UBR4 is a 574 kDa E3 ligase (E3) of the N-degron pathway with roles in neurodevelopment, age-associated muscular atrophy and cancer. The catalytic module that carries out ubiquitin (Ub) transfer remains unknown. Here we identify and characterize a distinct E3 module within human UBR4 consisting of a ‘hemiRING’ zinc finger, a helical-rich UBR zinc-finger interacting (UZI) subdomain, and an N-terminal region that can serve as an affinity factor for the E2 conjugating enzyme (E2). The structure of an E2–E3 complex provides atomic-level insight into the specificity determinants of the hemiRING toward the cognate E2s UBE2A/UBE2B. Via an allosteric mechanism, the UZI subdomain modestly activates the Ub-loaded E2 (E2∼Ub). We propose attenuated activation is complemented by the intrinsically high lysine reactivity of UBE2A, and their cooperation imparts a reactivity profile important for substrate specificity and optimal degradation kinetics. These findings reveal the mechanistic underpinnings of a neuronal N-degron E3, its specific recruitment of UBE2A, and highlight the underappreciated architectural diversity of cross-brace domains with Ub E3 activity.

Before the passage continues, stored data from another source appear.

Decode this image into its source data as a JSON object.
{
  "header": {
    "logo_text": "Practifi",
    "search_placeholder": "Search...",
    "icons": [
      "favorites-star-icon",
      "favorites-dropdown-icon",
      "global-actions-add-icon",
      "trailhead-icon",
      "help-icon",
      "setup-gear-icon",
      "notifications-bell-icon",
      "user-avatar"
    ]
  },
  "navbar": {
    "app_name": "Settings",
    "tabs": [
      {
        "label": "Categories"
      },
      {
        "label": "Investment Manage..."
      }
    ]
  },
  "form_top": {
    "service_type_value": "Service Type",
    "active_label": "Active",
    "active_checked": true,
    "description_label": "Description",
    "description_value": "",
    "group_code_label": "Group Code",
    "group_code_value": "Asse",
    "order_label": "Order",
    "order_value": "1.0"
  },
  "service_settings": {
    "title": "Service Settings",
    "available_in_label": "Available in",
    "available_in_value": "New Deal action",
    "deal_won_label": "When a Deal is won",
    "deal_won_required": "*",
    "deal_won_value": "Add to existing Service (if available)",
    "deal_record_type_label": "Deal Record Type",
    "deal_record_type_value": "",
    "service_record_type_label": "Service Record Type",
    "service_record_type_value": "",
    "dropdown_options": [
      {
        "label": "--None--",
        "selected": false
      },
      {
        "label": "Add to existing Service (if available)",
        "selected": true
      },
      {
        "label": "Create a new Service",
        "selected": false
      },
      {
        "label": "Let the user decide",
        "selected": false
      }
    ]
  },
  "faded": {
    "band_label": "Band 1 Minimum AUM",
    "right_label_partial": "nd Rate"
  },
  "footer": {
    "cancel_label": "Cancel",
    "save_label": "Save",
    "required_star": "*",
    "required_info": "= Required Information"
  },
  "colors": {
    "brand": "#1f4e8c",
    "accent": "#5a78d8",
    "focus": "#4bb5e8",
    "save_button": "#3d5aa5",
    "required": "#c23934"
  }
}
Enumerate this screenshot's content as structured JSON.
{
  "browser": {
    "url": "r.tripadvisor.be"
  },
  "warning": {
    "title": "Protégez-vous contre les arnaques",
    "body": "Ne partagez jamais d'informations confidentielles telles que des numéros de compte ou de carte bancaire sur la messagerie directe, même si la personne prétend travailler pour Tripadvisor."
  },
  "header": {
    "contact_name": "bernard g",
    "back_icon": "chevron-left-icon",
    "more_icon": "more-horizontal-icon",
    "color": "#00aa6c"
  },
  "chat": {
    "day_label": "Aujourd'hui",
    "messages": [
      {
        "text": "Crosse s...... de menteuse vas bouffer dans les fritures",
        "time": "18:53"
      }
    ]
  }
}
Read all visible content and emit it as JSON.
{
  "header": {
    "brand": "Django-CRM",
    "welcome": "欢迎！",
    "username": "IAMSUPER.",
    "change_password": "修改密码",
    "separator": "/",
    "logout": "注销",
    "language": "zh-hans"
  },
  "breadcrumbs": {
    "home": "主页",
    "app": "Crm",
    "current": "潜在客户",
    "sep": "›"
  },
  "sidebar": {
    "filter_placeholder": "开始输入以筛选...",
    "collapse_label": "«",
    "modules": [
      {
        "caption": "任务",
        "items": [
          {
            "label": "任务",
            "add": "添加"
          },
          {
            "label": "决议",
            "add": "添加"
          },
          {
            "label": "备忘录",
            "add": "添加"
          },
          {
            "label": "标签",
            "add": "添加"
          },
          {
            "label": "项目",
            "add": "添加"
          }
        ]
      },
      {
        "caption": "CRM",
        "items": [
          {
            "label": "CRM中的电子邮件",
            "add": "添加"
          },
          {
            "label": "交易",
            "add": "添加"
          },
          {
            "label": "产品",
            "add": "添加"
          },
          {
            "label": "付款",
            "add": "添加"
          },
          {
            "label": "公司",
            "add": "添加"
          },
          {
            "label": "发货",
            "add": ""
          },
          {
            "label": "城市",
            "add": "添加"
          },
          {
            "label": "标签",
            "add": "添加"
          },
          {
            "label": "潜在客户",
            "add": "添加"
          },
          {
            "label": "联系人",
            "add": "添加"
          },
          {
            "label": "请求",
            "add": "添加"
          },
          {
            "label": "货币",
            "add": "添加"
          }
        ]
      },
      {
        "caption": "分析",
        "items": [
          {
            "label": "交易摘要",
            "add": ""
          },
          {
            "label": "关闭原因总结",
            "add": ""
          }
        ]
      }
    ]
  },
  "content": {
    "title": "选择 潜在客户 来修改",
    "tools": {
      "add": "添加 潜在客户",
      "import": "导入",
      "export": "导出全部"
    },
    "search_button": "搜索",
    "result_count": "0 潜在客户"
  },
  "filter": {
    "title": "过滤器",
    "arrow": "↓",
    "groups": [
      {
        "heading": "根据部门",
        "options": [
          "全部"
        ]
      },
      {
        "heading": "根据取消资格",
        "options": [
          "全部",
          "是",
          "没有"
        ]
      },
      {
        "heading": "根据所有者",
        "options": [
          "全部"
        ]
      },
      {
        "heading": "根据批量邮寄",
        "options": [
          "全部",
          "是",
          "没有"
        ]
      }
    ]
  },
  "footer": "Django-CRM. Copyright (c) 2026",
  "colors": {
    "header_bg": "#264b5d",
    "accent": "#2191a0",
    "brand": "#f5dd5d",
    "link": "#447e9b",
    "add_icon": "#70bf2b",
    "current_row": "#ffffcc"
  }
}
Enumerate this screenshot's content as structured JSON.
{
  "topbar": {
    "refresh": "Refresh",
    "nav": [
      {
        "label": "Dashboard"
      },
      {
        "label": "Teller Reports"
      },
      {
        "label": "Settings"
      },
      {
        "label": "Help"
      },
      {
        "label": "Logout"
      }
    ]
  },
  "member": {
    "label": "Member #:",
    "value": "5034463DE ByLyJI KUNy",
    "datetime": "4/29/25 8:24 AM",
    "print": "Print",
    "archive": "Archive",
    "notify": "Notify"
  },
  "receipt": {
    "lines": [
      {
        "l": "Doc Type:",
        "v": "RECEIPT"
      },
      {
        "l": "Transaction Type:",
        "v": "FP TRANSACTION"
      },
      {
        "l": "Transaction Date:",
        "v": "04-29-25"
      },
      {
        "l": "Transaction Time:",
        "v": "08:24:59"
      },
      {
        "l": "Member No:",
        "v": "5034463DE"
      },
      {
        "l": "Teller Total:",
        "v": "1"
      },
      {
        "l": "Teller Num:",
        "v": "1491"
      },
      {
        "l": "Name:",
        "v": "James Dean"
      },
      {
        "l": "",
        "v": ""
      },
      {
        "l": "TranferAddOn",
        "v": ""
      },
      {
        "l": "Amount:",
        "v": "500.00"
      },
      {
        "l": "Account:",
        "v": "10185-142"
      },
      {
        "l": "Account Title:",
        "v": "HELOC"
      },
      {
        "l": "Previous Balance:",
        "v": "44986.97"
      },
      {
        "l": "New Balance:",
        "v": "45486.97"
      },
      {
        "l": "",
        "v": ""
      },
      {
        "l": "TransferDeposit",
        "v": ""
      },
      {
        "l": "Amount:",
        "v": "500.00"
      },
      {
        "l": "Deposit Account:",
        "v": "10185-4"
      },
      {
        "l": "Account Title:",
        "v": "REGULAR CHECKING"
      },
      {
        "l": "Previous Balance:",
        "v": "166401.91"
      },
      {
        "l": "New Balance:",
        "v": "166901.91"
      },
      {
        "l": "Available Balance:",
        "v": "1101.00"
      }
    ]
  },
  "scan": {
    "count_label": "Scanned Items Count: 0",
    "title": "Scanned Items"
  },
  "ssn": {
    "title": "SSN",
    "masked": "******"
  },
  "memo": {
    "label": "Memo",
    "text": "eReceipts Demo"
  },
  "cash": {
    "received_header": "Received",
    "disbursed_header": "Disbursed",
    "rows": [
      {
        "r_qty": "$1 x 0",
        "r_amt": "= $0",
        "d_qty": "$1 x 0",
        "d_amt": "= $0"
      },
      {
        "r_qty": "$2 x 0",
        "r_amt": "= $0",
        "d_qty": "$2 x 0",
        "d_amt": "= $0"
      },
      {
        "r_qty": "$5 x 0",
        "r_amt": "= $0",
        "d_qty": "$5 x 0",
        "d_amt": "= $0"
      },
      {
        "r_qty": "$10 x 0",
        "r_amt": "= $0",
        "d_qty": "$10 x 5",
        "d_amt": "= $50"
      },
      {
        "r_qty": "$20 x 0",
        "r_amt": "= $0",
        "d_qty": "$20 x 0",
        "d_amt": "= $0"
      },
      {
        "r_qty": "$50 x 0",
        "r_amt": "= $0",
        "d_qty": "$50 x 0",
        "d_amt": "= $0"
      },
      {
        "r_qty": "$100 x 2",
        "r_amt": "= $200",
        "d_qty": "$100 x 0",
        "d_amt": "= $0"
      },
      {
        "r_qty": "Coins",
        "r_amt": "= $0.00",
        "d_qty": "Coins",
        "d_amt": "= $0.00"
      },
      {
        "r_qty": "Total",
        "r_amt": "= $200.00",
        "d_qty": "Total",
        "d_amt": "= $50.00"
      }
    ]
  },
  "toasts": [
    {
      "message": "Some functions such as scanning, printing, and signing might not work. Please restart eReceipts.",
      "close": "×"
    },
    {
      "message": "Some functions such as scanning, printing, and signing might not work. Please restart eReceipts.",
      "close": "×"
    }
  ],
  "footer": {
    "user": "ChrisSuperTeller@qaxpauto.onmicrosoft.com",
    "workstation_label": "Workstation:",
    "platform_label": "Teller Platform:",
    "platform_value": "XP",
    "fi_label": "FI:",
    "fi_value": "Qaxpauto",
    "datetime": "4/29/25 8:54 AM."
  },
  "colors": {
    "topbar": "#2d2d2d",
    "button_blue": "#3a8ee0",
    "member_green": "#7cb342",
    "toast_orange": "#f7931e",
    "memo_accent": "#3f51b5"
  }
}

UBR4 是 N-降解决定子途径的 574 kDa E3 连接酶 (E3)，在神经发育、年龄相关性肌肉萎缩和癌症中发挥作用。进行泛素（Ub）转移的催化模块仍然未知。在这里，我们鉴定并表征了人类 UBR4 中的一个独特的 E3 模块，该模块由“hemiRING”锌指、富含螺旋的 UBR 锌指相互作用 (UZI) 子结构域和可作为亲和因子的 N 端区域组成。 E2结合酶(E2)。 E2-E3 复合物的结构提供了原子水平的洞察，以了解 hemiRING 对同源 E2 UBE2A/UBE2B 的特异性决定因素。通过变构机制，UZI 子结构域适度激活 Ub 负载的 E2 (E2 ∼ Ub)。我们建议 UBE2A 固有的高赖氨酸反应性补充了减弱的激活，并且它们的合作赋予了对底物特异性和最佳降解动力学重要的反应性特征。这些发现揭示了神经元 N-degron E3 的机制基础、UBE2A 的特异性募集，并强调了具有 Ub E3 活性的交叉支撑结构域的结构多样性未被充分认识。